Quem ganhou e quem perdeu na eleição presidencial – Flávio Aguiar: Carta Maior 28/10/2014

Dilma Rousseff – ganhou e saiu ganhando. O sucesso de sua candidatura dependeu muito de seu estoicismo (ao enfrentar os insultos no Itaquerão), da sua firmeza (ao responder de modo duro às acusações de Aécio nos debates), de sua capacidade de se comprometer com a manutenção (salário, empregos) e com a mudança (eventual correção no caso Petrobras) de rumos. Provou e comprovou que tem luz própria e estofo de estadista.

Aécio Neves – perdeu e saiu perdendo.
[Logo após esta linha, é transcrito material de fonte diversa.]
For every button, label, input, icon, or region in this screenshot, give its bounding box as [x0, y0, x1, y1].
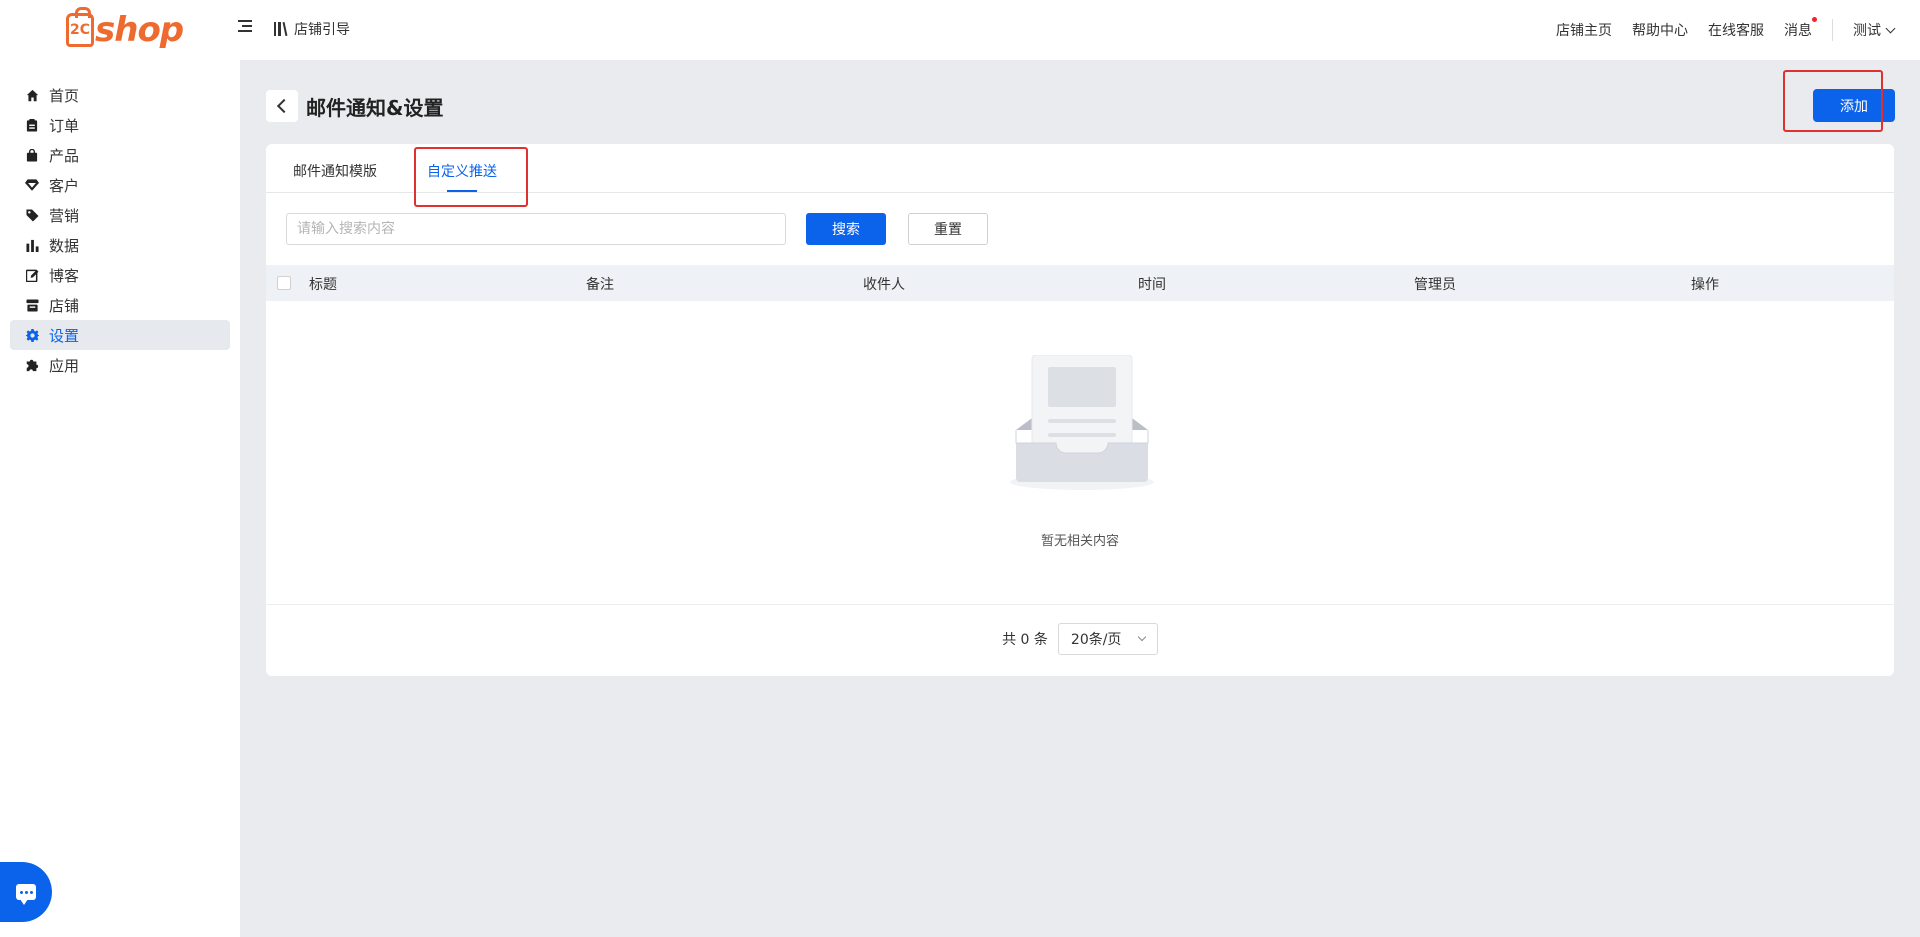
page-size-value: 20条/页 [1070, 632, 1122, 648]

Provou que sua habilidade retórica não o protege de ataques porque não está preparado para isto. Achou que podia ganhar no grito, isto é, só atacando uma pauta negativa, sem se comprometer ou revelar seu verdadeiro programa para o país. Tergiversou. Conseguiu mais votos pelo antipetismo do que por si próprio. Não tem luz própria, e agora está ameaçado em seu arraial. José Serra já afia os caninos e Geraldo Alckmin planta seus chuchus na cerca de São Paulo para aprimorar seu picolé, ambos tendo em vista 2018. A vida de Aécio não será fácil.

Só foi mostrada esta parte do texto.